Una médica deportóloga que supo interpretar los valores y pautó un tratamiento específico al contexto deportivo. Un entrenador que reconoció los límites de su rol y supo cuándo derivar. Y un entorno, familia incluida, que acompañó sin añadir presión cuando el cuerpo ya tenía suficiente.
Eso no siempre ocurre. Y cuando ocurre, marca la diferencia.
El rendimiento sostenible rara vez es un logro individual. Detrás de quien rinde bien durante años casi siempre hay alguien que ayuda a interpretar, alguien que acompaña en los peores momentos y alguien que no convierte cada bajón en una crisis de identidad.
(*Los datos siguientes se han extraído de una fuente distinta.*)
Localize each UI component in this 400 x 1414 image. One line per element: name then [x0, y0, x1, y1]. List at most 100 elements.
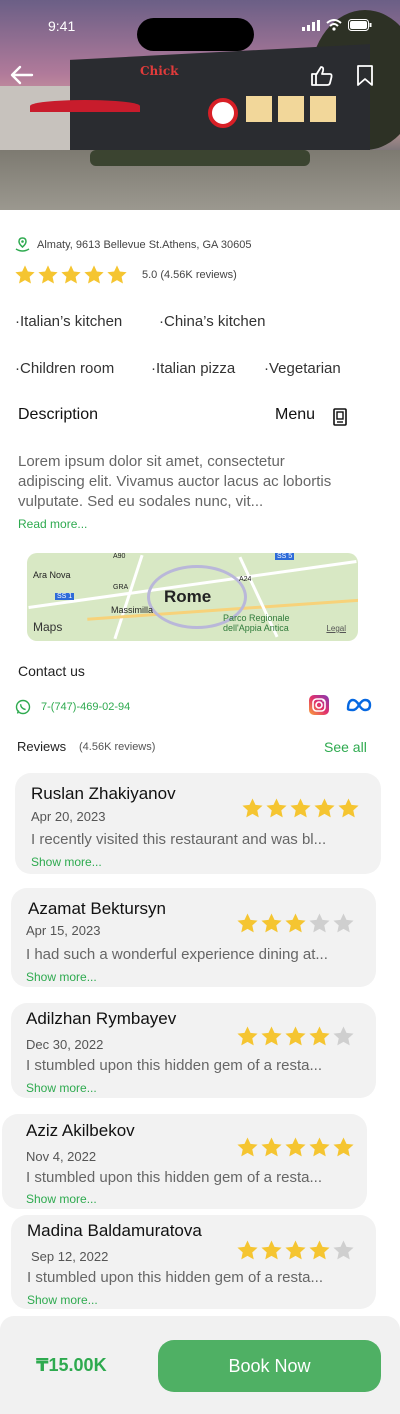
review-date: Nov 4, 2022 — [26, 1149, 97, 1164]
tag-chip[interactable]: ·Italian’s kitchen — [15, 313, 122, 330]
map-label: A90 — [113, 553, 126, 560]
reviewer-name: Azamat Bektursyn — [28, 899, 166, 918]
star-filled-icon — [285, 913, 306, 933]
review-date: Dec 30, 2022 — [26, 1037, 104, 1052]
map-label: GRA — [113, 584, 129, 591]
hero-image: Chick 9:41 — [0, 0, 400, 210]
star-filled-icon — [266, 798, 287, 818]
map-label: Ara Nova — [33, 570, 71, 580]
tag-chip[interactable]: ·Vegetarian — [264, 360, 341, 377]
map-park-label: Parco Regionale dell'Appia Antica — [223, 613, 290, 633]
thumbs-up-icon — [311, 66, 333, 86]
star-empty-icon — [333, 913, 354, 933]
map-legal-link[interactable]: Legal — [326, 624, 346, 633]
star-filled-icon — [309, 1240, 330, 1260]
review-text: I stumbled upon this hidden gem of a res… — [26, 1057, 323, 1074]
star-filled-icon — [237, 1026, 258, 1046]
map-label: SS 5 — [275, 553, 295, 560]
star-filled-icon — [338, 798, 359, 818]
instagram-icon[interactable] — [308, 694, 330, 716]
reviewer-name: Adilzhan Rymbayev — [26, 1009, 177, 1028]
bookmark-button[interactable] — [352, 63, 378, 89]
see-all-link[interactable]: See all — [324, 739, 367, 755]
review-card[interactable]: Azamat Bektursyn Apr 15, 2023 I had such… — [11, 888, 376, 987]
reviewer-name: Ruslan Zhakiyanov — [31, 784, 176, 803]
status-time: 9:41 — [48, 18, 76, 34]
star-filled-icon — [261, 1240, 282, 1260]
map-road — [113, 554, 144, 640]
rating-stars — [14, 264, 128, 286]
review-stars — [236, 912, 355, 935]
review-card[interactable]: Madina Baldamuratova Sep 12, 2022 I stum… — [11, 1215, 376, 1309]
star-filled-icon — [285, 1026, 306, 1046]
wifi-icon — [326, 19, 342, 31]
review-card[interactable]: Aziz Akilbekov Nov 4, 2022 I stumbled up… — [2, 1114, 367, 1209]
read-more-link[interactable]: Read more... — [18, 517, 87, 531]
maps-brand: Maps — [33, 620, 63, 634]
star-filled-icon — [15, 265, 35, 284]
review-card[interactable]: Adilzhan Rymbayev Dec 30, 2022 I stumble… — [11, 1003, 376, 1098]
meta-icon[interactable] — [345, 694, 373, 716]
star-empty-icon — [333, 1240, 354, 1260]
review-text: I had such a wonderful experience dining… — [26, 946, 328, 963]
review-text: I stumbled upon this hidden gem of a res… — [27, 1269, 324, 1286]
star-filled-icon — [261, 913, 282, 933]
review-text: I recently visited this restaurant and w… — [31, 831, 327, 848]
star-filled-icon — [38, 265, 58, 284]
show-more-link[interactable]: Show more... — [31, 855, 102, 869]
dynamic-island — [137, 18, 254, 51]
review-date: Apr 20, 2023 — [31, 809, 106, 824]
rating-text: 5.0 (4.56K reviews) — [142, 269, 237, 281]
rating-row: 5.0 (4.56K reviews) — [14, 264, 237, 286]
phone-row[interactable]: 7-(747)-469-02-94 — [15, 699, 130, 715]
reviewer-name: Madina Baldamuratova — [27, 1221, 202, 1240]
star-filled-icon — [107, 265, 127, 284]
map-preview[interactable]: Ara Nova Massimilla A90 GRA SS 1 A24 SS … — [27, 553, 358, 641]
description-title[interactable]: Description — [18, 406, 98, 424]
review-date: Sep 12, 2022 — [31, 1249, 109, 1264]
price-label: ₸15.00K — [36, 1355, 107, 1375]
battery-icon — [348, 19, 372, 31]
phone-number[interactable]: 7-(747)-469-02-94 — [41, 701, 130, 713]
window-graphic — [310, 96, 336, 122]
map-city-label: Rome — [164, 587, 212, 606]
star-filled-icon — [309, 1137, 330, 1157]
restaurant-logo — [208, 98, 238, 128]
review-stars — [236, 1239, 355, 1262]
restaurant-sign: Chick — [140, 64, 179, 78]
star-filled-icon — [242, 798, 263, 818]
map-label: A24 — [239, 576, 252, 583]
map-label: Massimilla — [111, 605, 154, 615]
menu-link[interactable]: Menu — [275, 406, 315, 424]
star-filled-icon — [237, 913, 258, 933]
back-button[interactable] — [9, 62, 35, 88]
star-filled-icon — [314, 798, 335, 818]
tag-chip[interactable]: ·Italian pizza — [151, 360, 235, 377]
tag-chip[interactable]: ·China’s kitchen — [159, 313, 265, 330]
review-text: I stumbled upon this hidden gem of a res… — [26, 1169, 323, 1186]
review-stars — [236, 1025, 355, 1048]
show-more-link[interactable]: Show more... — [26, 1192, 97, 1206]
star-filled-icon — [333, 1137, 354, 1157]
window-graphic — [246, 96, 272, 122]
star-filled-icon — [309, 1026, 330, 1046]
menu-book-icon[interactable] — [332, 408, 348, 426]
bookmark-icon — [357, 65, 373, 86]
star-filled-icon — [285, 1137, 306, 1157]
plants-graphic — [90, 150, 310, 166]
book-now-button[interactable]: Book Now — [158, 1340, 381, 1392]
whatsapp-icon — [15, 699, 31, 715]
tag-chip[interactable]: ·Children room — [15, 360, 114, 377]
star-filled-icon — [237, 1240, 258, 1260]
star-filled-icon — [261, 1026, 282, 1046]
address-row: Almaty, 9613 Bellevue St.Athens, GA 3060… — [14, 236, 251, 253]
show-more-link[interactable]: Show more... — [27, 1293, 98, 1307]
like-button[interactable] — [309, 63, 335, 89]
review-card[interactable]: Ruslan Zhakiyanov Apr 20, 2023 I recentl… — [15, 773, 381, 874]
map-label: SS 1 — [55, 593, 75, 600]
star-empty-icon — [333, 1026, 354, 1046]
show-more-link[interactable]: Show more... — [26, 1081, 97, 1095]
arrow-left-icon — [10, 65, 34, 85]
reviews-count: (4.56K reviews) — [79, 741, 156, 753]
show-more-link[interactable]: Show more... — [26, 970, 97, 984]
Esta historia termina bien: diagnóstico claro, tratamiento en marcha, suplementación -y nutrición - ajustada, equipo coordinado. Una hoja de ruta concreta donde antes solo había confusión.
Pero lo que más me queda no es el protocolo.
Es ese momento en que la explicación encajó. Cuando lo que había sido confuso durante semanas de repente tenía lógica. Cuando el cansancio dejó de parecer un defecto de carácter y se convirtió en información.
A veces lo más útil que puede hacer un entrenador no es diseñar el plan.
Es ayudarte a entender por qué el cuerpo hace lo que hace.
Eso es lo que trabajamos en Más Que Vatios. Un acompañamiento que no separa la carga física de todo lo que ocurre dentro y alrededor del cuerpo.
Si eso resuena, escríbeme.
Santiago ⚡️
Especialista en Rendimiento



Triste realidad ,justificar fracasos, cansancio ,falta de concentración, dolores de cuerpo. sin atreverse a conocer los verdaderos motivos. El cuerpo va dando señales, que no debemos ignorar, no es Ya pasará, sino Como y Cuando???
En el caso del deporte, y en la rutina diaria de la vida, no debemos pasar por alto estas señales ,pedir ayuda a profesionales con conocimiento que harán empatía con nosotros ,son los indicados para la consulta. Buena Semana!!!!!!